I think Pollan is correct when he writes that yet since the human desire for sweetness surpasses even our desire for intoxication, the cleverest thing to do with a bushel of corn is to refine it into thirty-three pounds of high-fructose corn syrup (HFCS).

Pollan goes on to say that, annually, about 17.5 billion pounds of high-fructose corn syrup are produced and that, essentially, the government will subsidize HFCS but not carrots.

Other topics that caught my attention included:

  • 400 Cattle An Hour


  • Concentrated Animal Feeding Operation (CAFO)

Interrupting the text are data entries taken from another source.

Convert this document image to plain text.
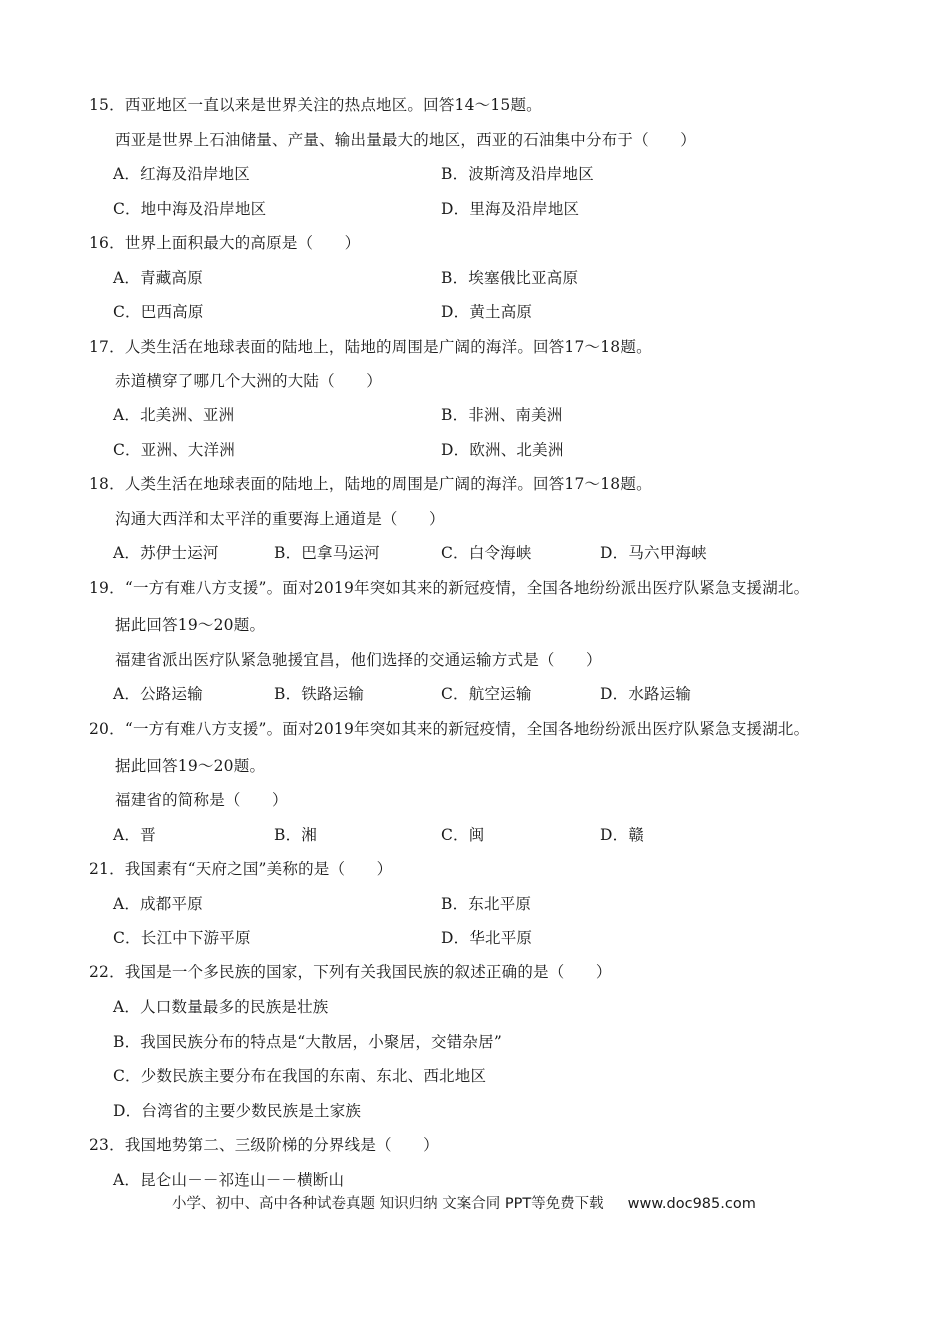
15．西亚地区一直以来是世界关注的热点地区。回答14～15题。
西亚是世界上石油储量、产量、输出量最大的地区，西亚的石油集中分布于（　　）
A．红海及沿岸地区	B．波斯湾及沿岸地区
C．地中海及沿岸地区	D．里海及沿岸地区
16．世界上面积最大的高原是（　　）
A．青藏高原	B．埃塞俄比亚高原
C．巴西高原	D．黄土高原
17．人类生活在地球表面的陆地上，陆地的周围是广阔的海洋。回答17～18题。
赤道横穿了哪几个大洲的大陆（　　）
A．北美洲、亚洲	B．非洲、南美洲
C．亚洲、大洋洲	D．欧洲、北美洲
18．人类生活在地球表面的陆地上，陆地的周围是广阔的海洋。回答17～18题。
沟通大西洋和太平洋的重要海上通道是（　　）
A．苏伊士运河	B．巴拿马运河	C．白令海峡	D．马六甲海峡
19．“一方有难八方支援”。面对2019年突如其来的新冠疫情，全国各地纷纷派出医疗队紧急支援湖北。
据此回答19～20题。
福建省派出医疗队紧急驰援宜昌，他们选择的交通运输方式是（　　）
A．公路运输	B．铁路运输	C．航空运输	D．水路运输
20．“一方有难八方支援”。面对2019年突如其来的新冠疫情，全国各地纷纷派出医疗队紧急支援湖北。
据此回答19～20题。
福建省的简称是（　　）
A．晋	B．湘	C．闽	D．赣
21．我国素有“天府之国”美称的是（　　）
A．成都平原	B．东北平原
C．长江中下游平原	D．华北平原
22．我国是一个多民族的国家，下列有关我国民族的叙述正确的是（　　）
A．人口数量最多的民族是壮族
B．我国民族分布的特点是“大散居，小聚居，交错杂居”
C．少数民族主要分布在我国的东南、东北、西北地区
D．台湾省的主要少数民族是土家族
23．我国地势第二、三级阶梯的分界线是（　　）
A．昆仑山－－祁连山－－横断山
小学、初中、高中各种试卷真题 知识归纳 文案合同 PPT等免费下载 www.doc985.com
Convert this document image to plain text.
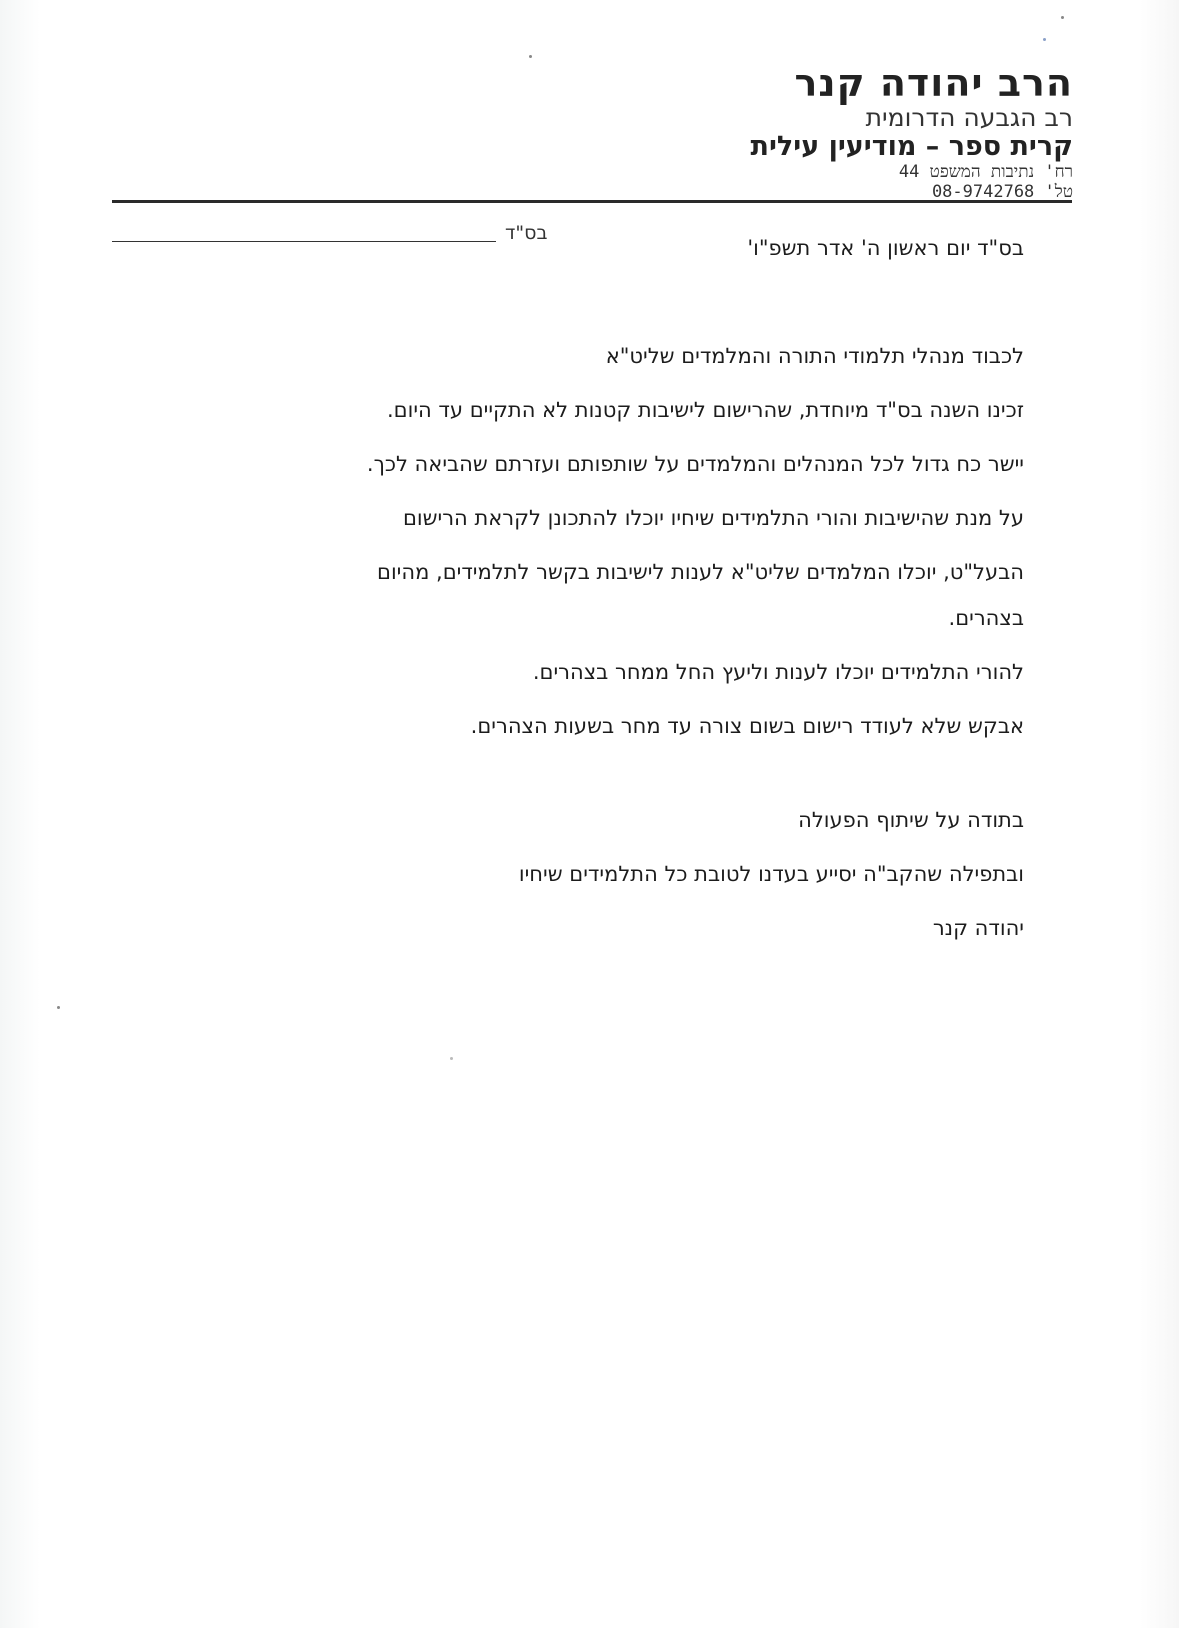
הרב יהודה קנר
רב הגבעה הדרומית
קרית ספר – מודיעין עילית
רח' נתיבות המשפט 44
טל' 08-9742768
בס"ד
בס"ד יום ראשון ה' אדר תשפ"ו'
לכבוד מנהלי תלמודי התורה והמלמדים שליט"א
זכינו השנה בס"ד מיוחדת, שהרישום לישיבות קטנות לא התקיים עד היום.
יישר כח גדול לכל המנהלים והמלמדים על שותפותם ועזרתם שהביאה לכך.
על מנת שהישיבות והורי התלמידים שיחיו יוכלו להתכונן לקראת הרישום
הבעל"ט, יוכלו המלמדים שליט"א לענות לישיבות בקשר לתלמידים, מהיום
בצהרים.
להורי התלמידים יוכלו לענות וליעץ החל ממחר בצהרים.
אבקש שלא לעודד רישום בשום צורה עד מחר בשעות הצהרים.
בתודה על שיתוף הפעולה
ובתפילה שהקב"ה יסייע בעדנו לטובת כל התלמידים שיחיו
יהודה קנר
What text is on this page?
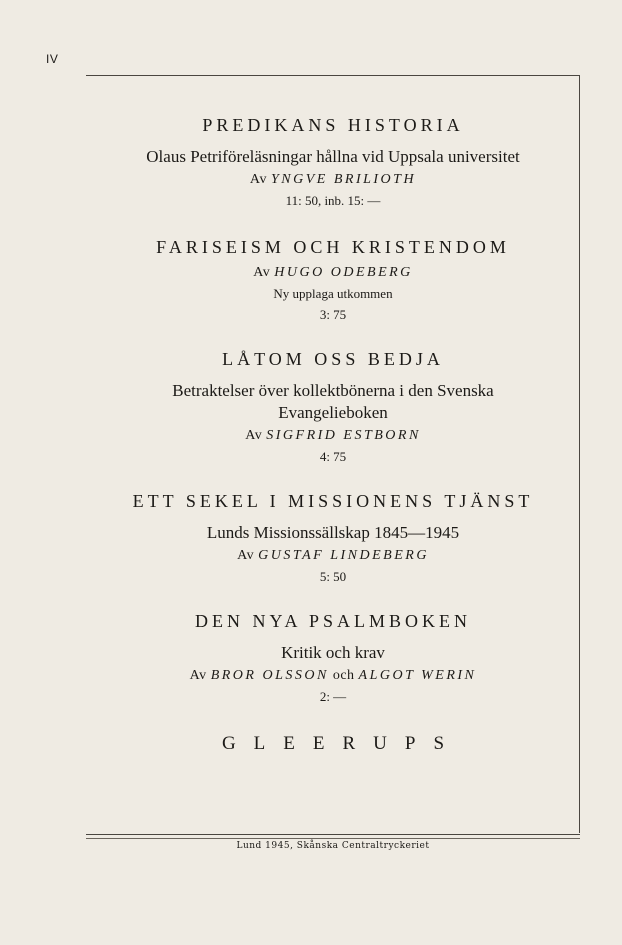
IV

PREDIKANS HISTORIA

Olaus Petriföreläsningar hållna vid Uppsala universitet

Av YNGVE BRILIOTH

11: 50, inb. 15: —

FARISEISM OCH KRISTENDOM

Av HUGO ODEBERG

Ny upplaga utkommen

3: 75

LÅTOM OSS BEDJA

Betraktelser över kollektbönerna i den Svenska

Evangelieboken

Av SIGFRID ESTBORN

4: 75

ETT SEKEL I MISSIONENS TJÄNST

Lunds Missionssällskap 1845—1945

Av GUSTAF LINDEBERG

5: 50

DEN NYA PSALMBOKEN

Kritik och krav

Av BROR OLSSON och ALGOT WERIN

2: —

GLEERUPS

Lund 1945, Skånska Centraltryckeriet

  • Earthbound Farm's Story


  • Environmental Costs of Cheap Food


  • Grading System That Favors Corn-Fed Over Grass-Fed Beef


  • Growth Hormones


  • Manure Lagoon


  • Nature's Logic -- No Match For Logic of Capitalism


  • The French Paradox

  • I liked how Pollan went and worked on the Polyface farm and highlighted grass farming but, best of all, I like the final chapter, The Perfect Meal. Pollan, for the most part, makes a meal out of food that he foraged or hunted (wild pig). In Pollan's words:

    Scarcely an ingredient in it had ever worn a label or bar code or price tag, and yet I knew almost everything there was to know about its provenance and its price.

    I'm strongly thinking about upping the amount of organic items that I purchase. Of course, even HFCS can be certified organic.